What you say to yourself is:
Look, I know this sucks. I know you’re tired. And course you don’t want to get out of bed. Of course you shouldn’t have to do any of this. Nobody should. It’s total bullshit. But you know in your heart this is good for you. You know you’re going feel better within five minutes of starting. And you know that when it’s over, you’ll be really glad you did it. All of your feelings are totally valid, so let’s set them aside and get moving. They’ll be waiting for you when you get back.
What brings you into contact with your own capacity for discipline? What if you could unlock fulfillment by committing to an established mode of conduct?
What’s most curious to me is watching people badmouth themselves about their lack of discipline. They constantly rebuke their inability to show up every day or every week for some kind of routine.
Part of me wants to put my arm around their shoulders and say, well, you’re certainly disciplined at beating yourself up. You do that every day without fail. Maybe you could try redirecting that energy into a more life giving activity.
Naturally, nobody wants to hear that. Certainly not from me. There’s nothing less motivating to an undisciplined person than hearing how simple and easy discipline is. In fact, if you really want to piss someone off who can’t get motivated, give them a scripture like:
Discipline produces a harvest of peace for those who have been trained by it.
Nothing will anger them more than hearing what the holy book has to say about establish modes of conduct.
Ultimately, I’m not sure there is easy answer when it comes to the highly complicated and deeply personal principle of discipline. Each of us has to create our own standards of it.
In my own experience, learning to rely less on motivation and more on commitment has been tremendously helpful in virtually every area of my life.
Discipline takes care of me in ways that motivation never could. And I find that the discipline of doing something when I see no point in doing it, is precisely what gives it its value.

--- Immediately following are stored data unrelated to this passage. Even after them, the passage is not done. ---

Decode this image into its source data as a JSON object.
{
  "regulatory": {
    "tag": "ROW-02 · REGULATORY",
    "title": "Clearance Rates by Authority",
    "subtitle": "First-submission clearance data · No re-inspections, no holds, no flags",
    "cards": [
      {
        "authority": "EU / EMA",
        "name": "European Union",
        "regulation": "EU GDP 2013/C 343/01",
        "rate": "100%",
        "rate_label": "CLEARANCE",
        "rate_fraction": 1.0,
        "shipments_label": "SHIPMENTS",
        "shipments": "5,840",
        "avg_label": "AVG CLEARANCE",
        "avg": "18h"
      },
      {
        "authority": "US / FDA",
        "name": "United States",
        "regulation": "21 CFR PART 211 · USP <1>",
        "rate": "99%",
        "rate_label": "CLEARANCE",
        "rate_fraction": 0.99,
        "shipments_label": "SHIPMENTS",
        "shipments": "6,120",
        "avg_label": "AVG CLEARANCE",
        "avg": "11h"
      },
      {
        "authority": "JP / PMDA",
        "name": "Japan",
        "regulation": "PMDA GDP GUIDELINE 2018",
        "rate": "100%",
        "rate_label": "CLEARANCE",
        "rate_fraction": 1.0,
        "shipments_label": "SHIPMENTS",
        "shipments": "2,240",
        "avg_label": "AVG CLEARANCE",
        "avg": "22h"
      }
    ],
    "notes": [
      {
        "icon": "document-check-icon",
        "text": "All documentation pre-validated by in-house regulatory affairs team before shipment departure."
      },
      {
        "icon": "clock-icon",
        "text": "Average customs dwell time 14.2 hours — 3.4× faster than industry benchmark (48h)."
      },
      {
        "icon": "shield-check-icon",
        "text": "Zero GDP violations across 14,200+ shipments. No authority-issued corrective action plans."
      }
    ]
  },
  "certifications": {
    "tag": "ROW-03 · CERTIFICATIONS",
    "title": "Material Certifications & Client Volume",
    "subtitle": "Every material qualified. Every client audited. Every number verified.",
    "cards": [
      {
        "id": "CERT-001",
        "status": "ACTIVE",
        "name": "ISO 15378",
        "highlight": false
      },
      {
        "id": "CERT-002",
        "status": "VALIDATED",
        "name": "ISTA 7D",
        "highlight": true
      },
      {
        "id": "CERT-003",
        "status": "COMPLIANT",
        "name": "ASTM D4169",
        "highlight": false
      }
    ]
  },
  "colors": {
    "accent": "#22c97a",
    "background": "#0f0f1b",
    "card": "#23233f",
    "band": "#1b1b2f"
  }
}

Because within that framework of discipline, enthusiasm grows on its own and builds on itself.
I do believe building discipline is like building any other skill, in that it all starts with commitment. And if you start small, it will slowly translate to more substantial elements of your life.
Either that, or you’ll never get out of bed, slip into a horrible depression and starve yourself until you’re wafer thin and your kidneys collapse from renal failure.
What excuses are you using to justify your procrastination?